Hans Werner Henze was born on July 1, 1926, in Gütersloh, Westphalia, in northwest Germany. After army service in 1944 and 1945 he studied with Wolfgang Fortner at the Heidelberg Institute for Church Music and with the French composer René Leibowitz. He soon became acquainted with the modern music that had been banned by the Nazis — notably Stravinsky and Berg, as well as jazz — and gained the means to create a sprightly style that carried him through an abundant youthful output. By the time he was 25 he had written three symphonies, several ballets and his first full-length opera, "Boulevard Solitude" (1951).

In his Second String Quartet (1952) he drew close to his more avant-garde contemporaries, but the moment quickly passed. The next year he left his post as music director of the Wiesbaden State Theater to settle on the Bay of Naples, and his music at once became luxurious and frankly emotional, as exemplified by his fairy-tale opera "King Stag," first performed in Berlin in 1956.
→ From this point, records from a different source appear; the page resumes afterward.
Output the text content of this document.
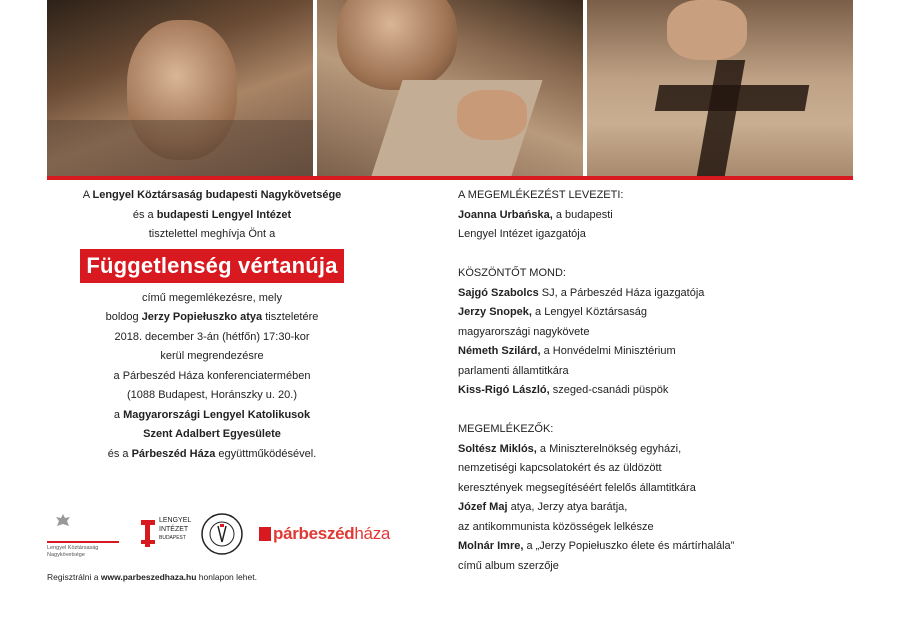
A Lengyel Köztársaság budapesti Nagykövetsége
és a budapesti Lengyel Intézet
tisztelettel meghívja Önt a
Függetlenség vértanúja
című megemlékezésre, mely
boldog Jerzy Popiełuszko atya tiszteletére
2018. december 3-án (hétfőn) 17:30-kor
kerül megrendezésre
a Párbeszéd Háza konferenciatermében
(1088 Budapest, Horánszky u. 20.)
a Magyarországi Lengyel Katolikusok
Szent Adalbert Egyesülete
és a Párbeszéd Háza együttműködésével.
A MEGEMLÉKEZÉST LEVEZETI:
Joanna Urbańska, a budapesti
Lengyel Intézet igazgatója
KÖSZÖNTŐT MOND:
Sajgó Szabolcs SJ, a Párbeszéd Háza igazgatója
Jerzy Snopek, a Lengyel Köztársaság
magyarországi nagykövete
Németh Szilárd, a Honvédelmi Minisztérium
parlamenti államtitkára
Kiss-Rigó László, szeged-csanádi püspök
MEGEMLÉKEZŐK:
Soltész Miklós, a Miniszterelnökség egyházi,
nemzetiségi kapcsolatokért és az üldözött
keresztények megsegítéséért felelős államtitkára
Józef Maj atya, Jerzy atya barátja,
az antikommunista közösségek lelkésze
Molnár Imre, a „Jerzy Popiełuszko élete és mártírhalála”
című album szerzője
Lengyel Köztársaság
Nagykövetsége
LENGYEL
INTÉZET
BUDAPEST	párbeszédháza
Regisztrálni a www.parbeszedhaza.hu honlapon lehet.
It was an exultant period, which also brought forth his Fourth Symphony (1955); the full-length ballet "Ondine" (1956-57), produced with choreography by Frederick Ashton at Covent Garden; "Nocturnes and Arias," for soprano and orchestra (1957); and "Chamber Music," for tenor, guitar and octet (1958).

In his next opera, "The Prince of Homburg," first produced in Hamburg in 1960, he caricatured German militarism within a style fashioned after the bel canto operas of Bellini and Donizetti. After this came "Elegy for Young Lovers," to a libretto by W. H. Auden and Chester Kallman, about a poet's use of his family and acquaintances in his art. The story's alpine setting offered Mr. Henze the opportunity for glistening, radiant music, scored for a chamber orchestra. The work had its first performance in Schwetzingen, Germany, in 1961, and has been more widely seen than any of the composer's other operas. It was presented by City Opera in 1973 — though that production remains the only professional staging of an opera by Mr. Henze in New York.